5280: How did this organization grow out of the flobots.org nonprofit?
Brackett: That started around 2007. We ended up having a hit and signing with a national label, so we expanded it into activism workshops, including a national street team in 2008 that registered voters at our shows. After the election it became tough to organize 10,000 budding activists across the country, so we took it local, changed it to Youth on Record, and focused on [music] programs we’d been doing the entire time. We began after-school programs at Denver Public Schools middle schools. Eventually, DPS high schools started inviting us to do the programs during the day, for credit, which was the dream for us.

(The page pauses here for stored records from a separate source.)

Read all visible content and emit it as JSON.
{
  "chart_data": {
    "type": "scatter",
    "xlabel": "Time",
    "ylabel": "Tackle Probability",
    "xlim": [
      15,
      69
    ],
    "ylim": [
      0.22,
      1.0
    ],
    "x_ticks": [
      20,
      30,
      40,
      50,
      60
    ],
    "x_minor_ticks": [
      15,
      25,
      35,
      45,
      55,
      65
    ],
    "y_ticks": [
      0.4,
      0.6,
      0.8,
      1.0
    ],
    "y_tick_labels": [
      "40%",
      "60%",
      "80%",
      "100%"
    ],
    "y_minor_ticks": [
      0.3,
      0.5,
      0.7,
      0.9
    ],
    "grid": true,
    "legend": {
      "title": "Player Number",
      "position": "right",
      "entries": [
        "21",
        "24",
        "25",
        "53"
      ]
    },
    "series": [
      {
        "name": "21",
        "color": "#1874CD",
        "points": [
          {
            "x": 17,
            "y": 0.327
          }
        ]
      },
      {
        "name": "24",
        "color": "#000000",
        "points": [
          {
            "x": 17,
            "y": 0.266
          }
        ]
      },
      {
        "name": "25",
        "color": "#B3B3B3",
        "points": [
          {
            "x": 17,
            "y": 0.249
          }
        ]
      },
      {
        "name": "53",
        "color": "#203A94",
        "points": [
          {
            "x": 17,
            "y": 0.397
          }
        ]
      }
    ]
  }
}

What does a typical program do?
We’re working in populations where often the music education has been removed. We believe music is powerful, but you don’t get into schools by saying, “Yay music!” We’re trying to use these programs to increase graduation rates and introduce young people to their power and their voices. These schools have to teach to the tests that will keep them getting funded, so there aren’t a lot of open-ended questions or time for critical thinking, reflection, or development. Ours is probably the only class of the day that asks open-ended questions.

What kind of results have you seen?
Attendance is up 25 percent compared to students in the same school who aren’t taking our classes. We probably need about six more years to show a “scientific” improvement in graduation rates, but there already are indications of upticks.

Who are your teachers?
A large spectrum of Denver musicians who give a damn. We pay them well, which means they get to work a few less shifts at Starbucks or wherever. So it’s empowering them as well and providing a holistic benefit to the local music scene.

Why do you think music education is so important?
The casualty of cutting arts education is we don’t get to see if there’s a Motown or Austin in Denver. These scenes don’t happen by accident; they’re cultivated by a network of folks who create a safety net for art to grow. We need this because there’s so much young talent here—there have been a few performances in our classes when I’ve felt like the amateur in the room.

—Photo courtesy of Getty Images


Deep Impact

The millennial generation is bringing more than rising rents, increased traffic, and cooler co-working spaces to Denver: It’s also helping spur a feel-good vibe in investing. This trend, called “social enterprise investing” or “impact investing,” has spawned both state and private efforts in Colorado that aim to help organizations make a difference while also making a profit for investors. Here’s a look at two.

—Colorado Impact Fund

Initiated in July 2014 with Governor John Hickenlooper’s support, this $63 million coffer funds Colorado companies that demonstrate a positive social influence. To date, three companies have received investments: Bhakti Chai, a Boulder drink maker that practices zero-waste principles and uses organic and free-trade ingredients; Schoolrunner, software that allows teachers to monitor everything from homework to absences and behavioral issues; and most recently, TeamSnap, an app and website that makes it easier for coaches, parents, and players to track youth sports league participation.

—Impact Finance Center

The IFC is a joint project started by the University of Denver’s Daniels College of Business and the Sustainable Endowments Institute, Part of the IFC’s mission is to unite projects with potential investors. “There is somewhere between $500 million and $1 billion looking to invest in Colorado, but the money can’t find the right projects,” says IFC founder and director Stephanie Gripne, a research fellow at DU. On March 3 and 4, the IFC will host its inaugural Colorado Impact Days, bringing together area businesses and nonprofits (selected via a pitch competition) and investors in a farmers’ market format.